Set in New York City, the novel mirrors the grit and dirt of the city as McGrath searches for answers about Ashley Cordova’s death. McGrath quickly meets two younger characters who join him on his hunt, thus creating an amusing Three Musketeer scenario–a journalist, a drug dealer, and a struggling actress make for a very odd couple situation. I was worried when the threesome originally came together, but the characters worked surprisingly well despite being rather unbelievable.

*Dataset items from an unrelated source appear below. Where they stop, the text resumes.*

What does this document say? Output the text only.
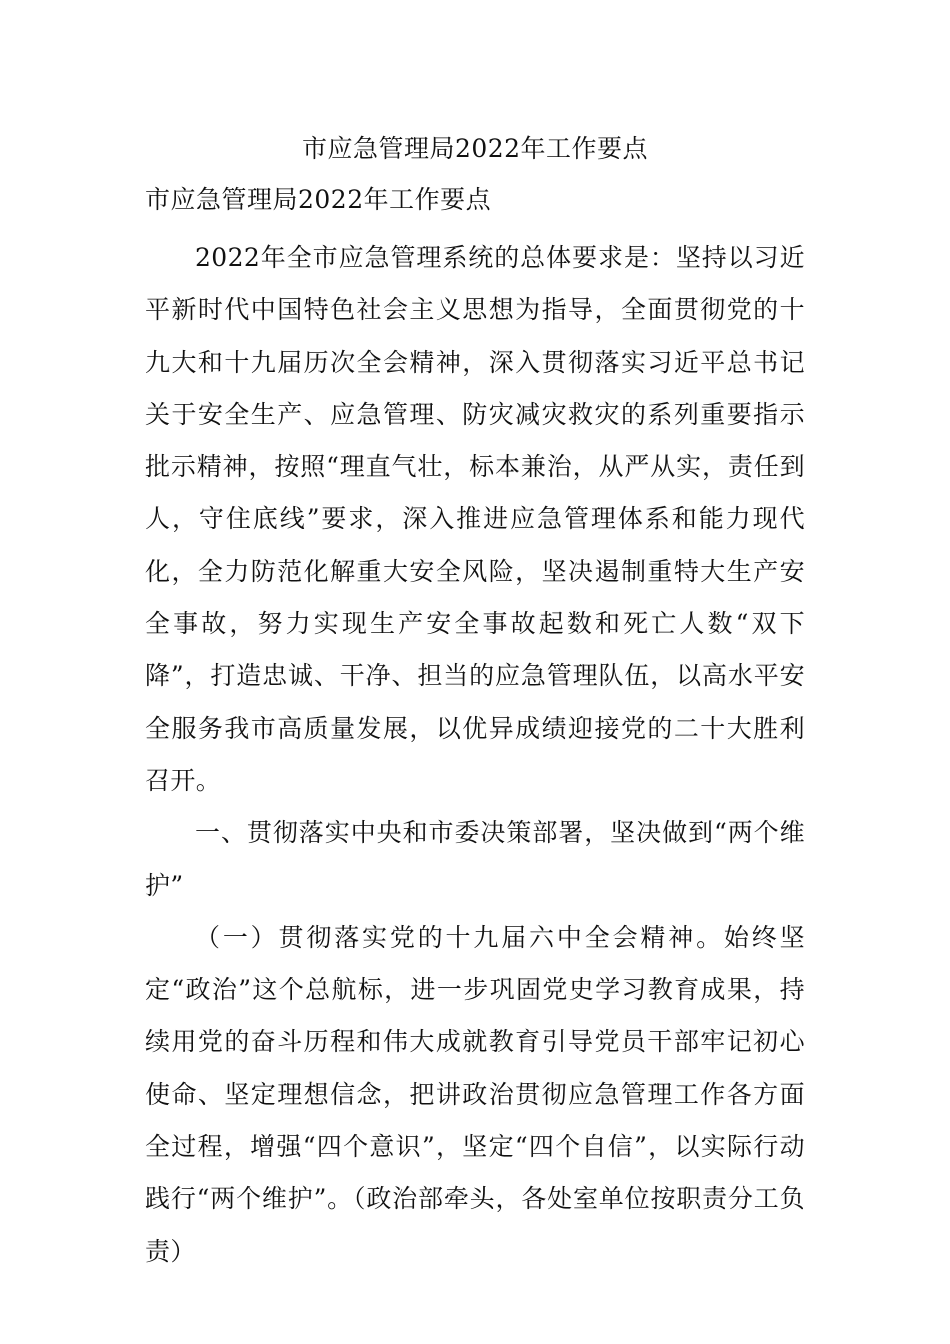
市应急管理局2022年工作要点
市应急管理局2022年工作要点

2022年全市应急管理系统的总体要求是：坚持以习近平新时代中国特色社会主义思想为指导，全面贯彻党的十九大和十九届历次全会精神，深入贯彻落实习近平总书记关于安全生产、应急管理、防灾减灾救灾的系列重要指示批示精神，按照“理直气壮，标本兼治，从严从实，责任到人，守住底线”要求，深入推进应急管理体系和能力现代化，全力防范化解重大安全风险，坚决遏制重特大生产安全事故，努力实现生产安全事故起数和死亡人数“双下降”，打造忠诚、干净、担当的应急管理队伍，以高水平安全服务我市高质量发展，以优异成绩迎接党的二十大胜利召开。

一、贯彻落实中央和市委决策部署，坚决做到“两个维护”

（一）贯彻落实党的十九届六中全会精神。始终坚定“政治”这个总航标，进一步巩固党史学习教育成果，持续用党的奋斗历程和伟大成就教育引导党员干部牢记初心使命、坚定理想信念，把讲政治贯彻应急管理工作各方面全过程，增强“四个意识”，坚定“四个自信”，以实际行动践行“两个维护”。（政治部牵头，各处室单位按职责分工负责）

What kept me turning the pages was the story of Stanislas Cordova, Ashley’s father. A recluse director who once created terrifying films that question humanity, Cordova lives in an estate in upstate New York called The Peak. There are very little pictures of Cordova, not much is known about his history, and yet his movies have created a huge cult following. As McGrath searches for information about Ashley, he must figure out who Cordova is–the man behind the night films.
One interesting aspect of the book is that it includes the newspaper articles, websites, and other print evidence that McGrath uncovers, so that the reader can investigate as well. While it was maybe unnecessary, this device did draw me in more, and make me feel more attached to the characters and the mystery. It gave everything a more realistic feeling, which makes the story that much more horrifying.
Night Film is a well-written, creative, dark and twisted novel. My only complaint is that Pessl loves her italics. There were so many unneeded instances of italics, it drove me nuts. See what I did there? But if you can get over the italics, and the unlikely trio of detectives, this book will draw you in until the last page turn.